This year's football season is set to begin in September, and for the first time 17 National Football League stadiums will employ radio-frequency identification (RFID) technology to better track how players move on the field during games. The league has partnered with Zebra Technologies to use its quarter-sized RFID sensors inside the shoulder pads of players. These sensors will track not just where players are on the field, but also how fast they get going, and what their acceleration was like on the way there — all in real-time.
Not all stadiums will be equipped
All this information could show up as part of information shown on TV or in stadiums during games, and on second-screen game apps. Imagine something like the lines TV sportscasters draw on the screen to track a receiver's route, but done using the tags instead. The NFL also plans to hand the data over to teams so that they can analyze it, but not initially. USA Today notes that the league plans to do some testing on the data it's gathered before making it available to teams, and that all NFL players agreed to wear sensors as part of their collective-bargaining agreement in 2011.

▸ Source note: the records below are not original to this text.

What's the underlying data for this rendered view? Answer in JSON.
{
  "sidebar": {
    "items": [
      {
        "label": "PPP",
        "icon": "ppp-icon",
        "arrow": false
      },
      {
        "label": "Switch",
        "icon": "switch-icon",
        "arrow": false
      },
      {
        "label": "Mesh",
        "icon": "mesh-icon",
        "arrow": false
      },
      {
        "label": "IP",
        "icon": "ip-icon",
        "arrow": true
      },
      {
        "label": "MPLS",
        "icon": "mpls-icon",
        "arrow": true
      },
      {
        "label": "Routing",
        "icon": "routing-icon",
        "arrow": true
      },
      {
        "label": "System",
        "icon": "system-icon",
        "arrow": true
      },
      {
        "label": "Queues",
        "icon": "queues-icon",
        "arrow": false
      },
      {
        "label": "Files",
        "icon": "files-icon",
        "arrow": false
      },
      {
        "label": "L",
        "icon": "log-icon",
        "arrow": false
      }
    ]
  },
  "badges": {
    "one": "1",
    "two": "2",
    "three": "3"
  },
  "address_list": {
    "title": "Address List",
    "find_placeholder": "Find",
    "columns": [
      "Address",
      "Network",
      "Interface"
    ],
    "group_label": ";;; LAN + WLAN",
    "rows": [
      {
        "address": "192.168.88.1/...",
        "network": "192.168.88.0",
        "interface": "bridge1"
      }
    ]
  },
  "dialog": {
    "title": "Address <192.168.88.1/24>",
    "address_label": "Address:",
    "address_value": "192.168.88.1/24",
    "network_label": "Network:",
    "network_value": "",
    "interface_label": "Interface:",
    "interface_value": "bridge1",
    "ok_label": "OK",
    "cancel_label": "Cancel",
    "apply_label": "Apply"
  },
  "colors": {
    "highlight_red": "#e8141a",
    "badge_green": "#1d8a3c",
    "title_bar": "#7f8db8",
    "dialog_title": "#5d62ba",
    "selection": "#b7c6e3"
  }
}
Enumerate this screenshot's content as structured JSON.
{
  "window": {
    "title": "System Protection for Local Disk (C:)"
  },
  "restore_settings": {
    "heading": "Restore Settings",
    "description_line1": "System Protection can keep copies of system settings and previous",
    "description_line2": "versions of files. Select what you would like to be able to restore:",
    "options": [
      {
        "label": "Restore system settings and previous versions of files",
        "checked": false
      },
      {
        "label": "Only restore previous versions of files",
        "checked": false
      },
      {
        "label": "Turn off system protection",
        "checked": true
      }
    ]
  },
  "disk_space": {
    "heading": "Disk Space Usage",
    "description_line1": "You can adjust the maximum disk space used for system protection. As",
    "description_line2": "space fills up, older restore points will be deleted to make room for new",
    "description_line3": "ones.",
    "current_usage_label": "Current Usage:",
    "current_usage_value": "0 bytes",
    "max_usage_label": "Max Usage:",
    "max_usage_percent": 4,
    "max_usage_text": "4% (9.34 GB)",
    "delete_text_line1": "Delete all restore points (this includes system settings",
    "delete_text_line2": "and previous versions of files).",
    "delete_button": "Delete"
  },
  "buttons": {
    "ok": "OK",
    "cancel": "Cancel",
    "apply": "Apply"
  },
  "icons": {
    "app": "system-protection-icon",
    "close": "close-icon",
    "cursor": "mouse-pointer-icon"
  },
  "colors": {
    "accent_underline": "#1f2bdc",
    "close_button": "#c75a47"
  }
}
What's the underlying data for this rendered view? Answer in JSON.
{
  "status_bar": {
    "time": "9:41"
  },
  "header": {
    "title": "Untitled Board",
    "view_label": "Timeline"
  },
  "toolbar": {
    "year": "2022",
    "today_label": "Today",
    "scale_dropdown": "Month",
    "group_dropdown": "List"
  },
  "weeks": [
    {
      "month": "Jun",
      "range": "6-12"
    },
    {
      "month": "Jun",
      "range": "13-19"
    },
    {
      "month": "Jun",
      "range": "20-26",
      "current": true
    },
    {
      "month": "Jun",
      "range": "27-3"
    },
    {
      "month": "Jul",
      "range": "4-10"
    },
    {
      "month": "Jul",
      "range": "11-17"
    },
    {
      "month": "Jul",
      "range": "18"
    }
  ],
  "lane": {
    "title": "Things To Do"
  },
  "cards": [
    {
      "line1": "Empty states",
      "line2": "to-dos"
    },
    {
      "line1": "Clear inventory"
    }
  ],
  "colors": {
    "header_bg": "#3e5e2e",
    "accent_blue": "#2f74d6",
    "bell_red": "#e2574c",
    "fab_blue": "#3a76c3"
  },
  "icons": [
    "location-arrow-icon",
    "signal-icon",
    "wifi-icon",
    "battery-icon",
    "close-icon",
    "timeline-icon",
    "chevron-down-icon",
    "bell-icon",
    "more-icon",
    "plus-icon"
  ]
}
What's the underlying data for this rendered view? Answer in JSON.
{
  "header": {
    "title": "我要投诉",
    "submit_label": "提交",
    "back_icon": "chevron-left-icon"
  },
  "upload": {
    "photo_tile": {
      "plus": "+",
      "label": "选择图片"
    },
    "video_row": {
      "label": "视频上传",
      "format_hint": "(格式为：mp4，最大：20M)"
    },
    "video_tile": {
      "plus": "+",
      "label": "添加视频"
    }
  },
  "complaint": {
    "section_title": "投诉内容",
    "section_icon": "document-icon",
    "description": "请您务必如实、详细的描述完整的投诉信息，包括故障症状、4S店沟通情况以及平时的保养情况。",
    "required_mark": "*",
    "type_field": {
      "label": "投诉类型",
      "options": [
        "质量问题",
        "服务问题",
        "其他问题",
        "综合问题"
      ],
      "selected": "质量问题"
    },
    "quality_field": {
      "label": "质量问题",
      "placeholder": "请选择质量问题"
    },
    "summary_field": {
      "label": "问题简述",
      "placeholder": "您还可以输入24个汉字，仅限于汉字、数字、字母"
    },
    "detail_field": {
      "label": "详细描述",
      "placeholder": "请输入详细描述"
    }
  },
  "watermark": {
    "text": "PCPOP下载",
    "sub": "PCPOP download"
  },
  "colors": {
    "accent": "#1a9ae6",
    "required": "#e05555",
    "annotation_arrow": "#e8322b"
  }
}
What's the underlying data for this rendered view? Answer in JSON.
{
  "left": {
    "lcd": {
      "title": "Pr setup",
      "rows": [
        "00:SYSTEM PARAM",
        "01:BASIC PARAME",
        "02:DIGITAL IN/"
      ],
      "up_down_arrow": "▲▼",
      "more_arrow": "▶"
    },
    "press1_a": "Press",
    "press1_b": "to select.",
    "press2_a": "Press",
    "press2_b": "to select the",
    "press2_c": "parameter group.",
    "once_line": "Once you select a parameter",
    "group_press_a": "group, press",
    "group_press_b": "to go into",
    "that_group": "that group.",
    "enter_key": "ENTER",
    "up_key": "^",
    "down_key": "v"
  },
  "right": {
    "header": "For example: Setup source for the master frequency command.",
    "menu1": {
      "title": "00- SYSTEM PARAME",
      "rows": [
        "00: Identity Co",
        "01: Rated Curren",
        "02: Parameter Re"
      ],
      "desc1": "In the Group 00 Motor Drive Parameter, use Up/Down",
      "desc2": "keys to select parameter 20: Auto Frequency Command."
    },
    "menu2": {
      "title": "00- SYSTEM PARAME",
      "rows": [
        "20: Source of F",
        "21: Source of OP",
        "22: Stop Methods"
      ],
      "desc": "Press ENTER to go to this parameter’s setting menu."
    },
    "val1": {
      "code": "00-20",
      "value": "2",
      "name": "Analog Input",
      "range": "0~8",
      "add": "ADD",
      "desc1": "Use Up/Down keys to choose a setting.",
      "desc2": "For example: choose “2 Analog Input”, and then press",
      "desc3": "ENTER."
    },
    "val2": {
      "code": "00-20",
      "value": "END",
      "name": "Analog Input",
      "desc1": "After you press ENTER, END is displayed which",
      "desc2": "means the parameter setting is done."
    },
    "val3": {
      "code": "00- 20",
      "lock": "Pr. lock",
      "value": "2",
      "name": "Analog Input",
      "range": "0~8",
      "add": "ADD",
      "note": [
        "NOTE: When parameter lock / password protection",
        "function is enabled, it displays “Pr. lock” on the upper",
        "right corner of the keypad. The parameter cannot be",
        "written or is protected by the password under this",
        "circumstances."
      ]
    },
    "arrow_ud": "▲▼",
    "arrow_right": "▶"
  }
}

The first set of stadiums that are a part of the program include Atlanta, Baltimore, Caroline, Chicago, Cincinnati, Denver, Detroit, Green Bay, Houston, Jacksonville, Miami, New England, New Orleans, Oakland, San Francisco, St. Louis, and Washington. Some, including San Francisco and Detroit, used the technology as part of a live test last season, as did the University of Washington's football team. In its current iteration, the technology is accurate up to 6 inches, which means it can't be used by officials to help measure plays. However, next year's model will be able to measure things like heart rate, temperature, and even lung capacity.